Dessa primeira experiência como empreendedor, Xu guardou uma lição importante — é o cliente que determina o que vai comprar e, portanto, é dele, consumidor, o poder de decidir o que é um produto de qualidade ou não.
Hoje, ele aplica esse princípio aos negócios da DL, fabricante de aparelhos eletrônicos de Santa Rita do Sapucaí, município do sul de Minas Gerais, um polo emergente de empresas de tecnologia.

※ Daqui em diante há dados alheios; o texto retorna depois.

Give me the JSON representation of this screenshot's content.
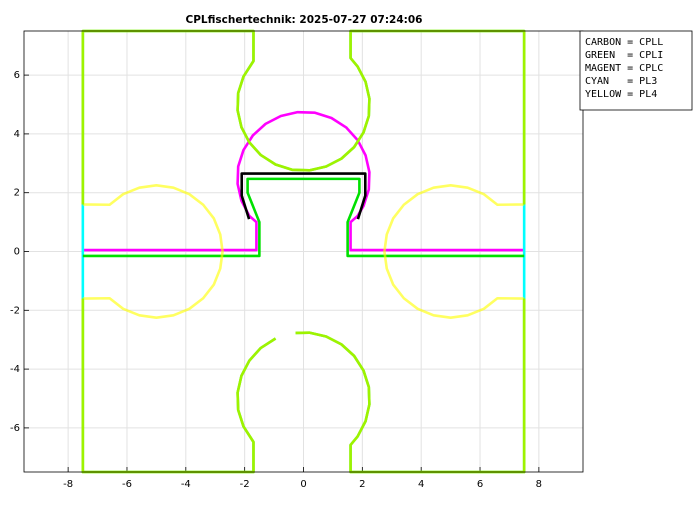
{
  "chart_data": {
    "type": "line",
    "title": "CPLfischertechnik: 2025-07-27 07:24:06",
    "xlim": [
      -9.5,
      9.5
    ],
    "ylim": [
      -7.5,
      7.5
    ],
    "xticks": [
      -8,
      -6,
      -4,
      -2,
      0,
      2,
      4,
      6,
      8
    ],
    "yticks": [
      -6,
      -4,
      -2,
      0,
      2,
      4,
      6
    ],
    "grid": true,
    "legend": "top-right",
    "series": [
      {
        "name": "CARBON = CPLL",
        "color": "#000000",
        "x": [
          -1.85,
          -2.1,
          -2.1,
          2.1,
          2.1,
          1.85
        ],
        "values": [
          1.1,
          1.9,
          2.65,
          2.65,
          1.9,
          1.1
        ]
      },
      {
        "name": "GREEN  = CPLI",
        "color": "#00e000",
        "x": [
          -7.5,
          -1.5,
          -1.5,
          -1.9,
          -1.9,
          1.9,
          1.9,
          1.5,
          1.5,
          7.5,
          null,
          -7.5,
          -7.5,
          -1.7,
          -1.7,
          -2.04,
          -2.22,
          -2.24,
          -2.11,
          -1.84,
          -1.45,
          -0.95,
          -0.39,
          0.2,
          0.77,
          1.29,
          1.72,
          2.04,
          2.22,
          2.24,
          2.11,
          1.84,
          1.6,
          1.6,
          7.5,
          7.5,
          null,
          -7.5,
          -7.5,
          -1.7,
          -1.7,
          -2.04,
          -2.22,
          -2.24,
          -2.11,
          -1.84,
          -1.45,
          -0.95,
          null,
          -0.27,
          0.2,
          0.77,
          1.29,
          1.72,
          2.04,
          2.22,
          2.24,
          2.11,
          1.84,
          1.6,
          1.6,
          7.5,
          7.5
        ],
        "values": [
          -0.15,
          -0.15,
          1.0,
          2.0,
          2.47,
          2.47,
          2.0,
          1.0,
          -0.15,
          -0.15,
          null,
          1.6,
          7.5,
          7.5,
          6.48,
          5.95,
          5.39,
          4.8,
          4.23,
          3.71,
          3.28,
          2.96,
          2.78,
          2.76,
          2.89,
          3.16,
          3.55,
          4.05,
          4.61,
          5.2,
          5.77,
          6.29,
          6.58,
          7.5,
          7.5,
          1.6,
          null,
          -1.6,
          -7.5,
          -7.5,
          -6.48,
          -5.95,
          -5.39,
          -4.8,
          -4.23,
          -3.71,
          -3.28,
          -2.96,
          null,
          -2.77,
          -2.76,
          -2.89,
          -3.16,
          -3.55,
          -4.05,
          -4.61,
          -5.2,
          -5.77,
          -6.29,
          -6.58,
          -7.5,
          -7.5,
          -1.6
        ]
      },
      {
        "name": "MAGENT = CPLC",
        "color": "#ff00ff",
        "x": [
          -7.5,
          -1.6,
          -1.6,
          -1.84,
          -2.11,
          -2.24,
          -2.22,
          -2.04,
          -1.72,
          -1.29,
          -0.77,
          -0.2,
          0.39,
          0.95,
          1.45,
          1.84,
          2.11,
          2.24,
          2.22,
          2.04,
          1.84,
          1.6,
          1.6,
          7.5
        ],
        "values": [
          0.05,
          0.05,
          1.0,
          1.21,
          1.73,
          2.3,
          2.89,
          3.45,
          3.95,
          4.34,
          4.61,
          4.74,
          4.72,
          4.54,
          4.22,
          3.79,
          3.27,
          2.7,
          2.11,
          1.55,
          1.21,
          1.0,
          0.05,
          0.05
        ]
      },
      {
        "name": "CYAN   = PL3",
        "color": "#00ffff",
        "x": [
          -7.5,
          -7.5,
          null,
          7.5,
          7.5
        ],
        "values": [
          1.6,
          -1.6,
          null,
          1.6,
          -1.6
        ]
      },
      {
        "name": "YELLOW = PL4",
        "color": "#ffff00",
        "x": [
          -7.5,
          -7.5,
          -1.7,
          -1.7,
          -2.04,
          -2.22,
          -2.24,
          -2.11,
          -1.84,
          -1.45,
          -0.95,
          -0.39,
          0.2,
          0.77,
          1.29,
          1.72,
          2.04,
          2.22,
          2.24,
          2.11,
          1.84,
          1.6,
          1.6,
          7.5,
          7.5,
          null,
          -7.5,
          -6.59,
          -6.13,
          -5.58,
          -5.0,
          -4.42,
          -3.88,
          -3.41,
          -3.05,
          -2.83,
          -2.75,
          -2.83,
          -3.05,
          -3.41,
          -3.88,
          -4.42,
          -5.0,
          -5.58,
          -6.13,
          -6.59,
          -7.5,
          null,
          -7.5,
          -7.5,
          -1.7,
          -1.7,
          -2.04,
          -2.22,
          -2.24,
          -2.11,
          -1.84,
          -1.45,
          -0.95,
          null,
          -0.27,
          0.2,
          0.77,
          1.29,
          1.72,
          2.04,
          2.22,
          2.24,
          2.11,
          1.84,
          1.6,
          1.6,
          7.5,
          7.5,
          null,
          7.5,
          6.59,
          6.13,
          5.58,
          5.0,
          4.42,
          3.88,
          3.41,
          3.05,
          2.83,
          2.75,
          2.83,
          3.05,
          3.41,
          3.88,
          4.42,
          5.0,
          5.58,
          6.13,
          6.59,
          7.5
        ],
        "values": [
          1.6,
          7.5,
          7.5,
          6.48,
          5.95,
          5.39,
          4.8,
          4.23,
          3.71,
          3.28,
          2.96,
          2.78,
          2.76,
          2.89,
          3.16,
          3.55,
          4.05,
          4.61,
          5.2,
          5.77,
          6.29,
          6.58,
          7.5,
          7.5,
          1.6,
          null,
          1.6,
          1.59,
          1.95,
          2.17,
          2.25,
          2.17,
          1.95,
          1.59,
          1.13,
          0.58,
          0,
          -0.58,
          -1.13,
          -1.59,
          -1.95,
          -2.17,
          -2.25,
          -2.17,
          -1.95,
          -1.59,
          -1.6,
          null,
          -1.6,
          -7.5,
          -7.5,
          -6.48,
          -5.95,
          -5.39,
          -4.8,
          -4.23,
          -3.71,
          -3.28,
          -2.96,
          null,
          -2.77,
          -2.76,
          -2.89,
          -3.16,
          -3.55,
          -4.05,
          -4.61,
          -5.2,
          -5.77,
          -6.29,
          -6.58,
          -7.5,
          -7.5,
          -1.6,
          null,
          1.6,
          1.59,
          1.95,
          2.17,
          2.25,
          2.17,
          1.95,
          1.59,
          1.13,
          0.58,
          0,
          -0.58,
          -1.13,
          -1.59,
          -1.95,
          -2.17,
          -2.25,
          -2.17,
          -1.95,
          -1.59,
          -1.6
        ]
      }
    ]
  }
}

Seus principais produtos são tablets — como são chamados os computadores portáteis semelhantes ao iPad, da Apple —, que chegam ao mercado por algo entre 600 e 700 reais no varejo. "É um preço acessível a boa parte dos consumidores de baixa renda", afirma Xu.
Antes de desenvolver a linha de tablets, há dois anos, Xu procurou sua clientela, formada por grandes redes de varejo e sites de comércio eletrônico, como Magazine Luiza e Americanas.com. A eles, perguntou quais as características de um tablet para atrair os consumidores de baixo poder aquisitivo — e, principalmente, quanto cada aparelho deveria custar. "Meu objetivo era saber como fazer um produto simples, que tivesse os recursos essenciais e qualidade suficiente para o consumidor emergente", diz ele.

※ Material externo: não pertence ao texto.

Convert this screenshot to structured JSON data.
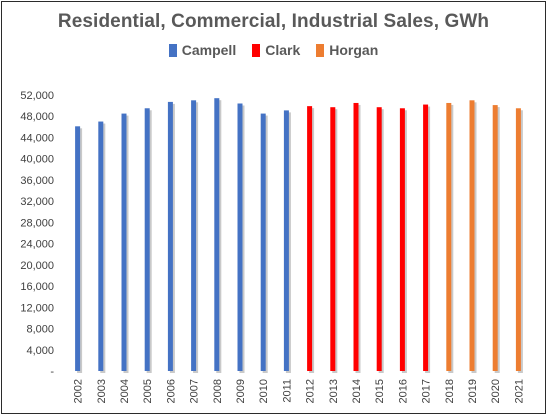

Com estratégias como essa, Xu transformou a DL num negócio que faturou estimados 25 milhões de reais no ano passado. "Firmar parcerias com o varejo para desenvolver os produtos é uma boa estratégia", diz Claudio Felisoni de Angelo, coordenador do Programa de Administração do Varejo da Fundação Instituto de Administração da USP. "Ao perguntar ao varejista do que ele precisa e quanto está disposto a pagar, a empresa ganha informações para fabricar um produto mais adequado ao mercado."
A DL nasceu há oito anos, pouco tempo depois de Xu fechar o restaurante em Santo Amaro, importando panelas elétricas para cozinhar arroz. "Desde o começo, meu objetivo era produzir algo para os brasileiros de baixa renda", diz ele.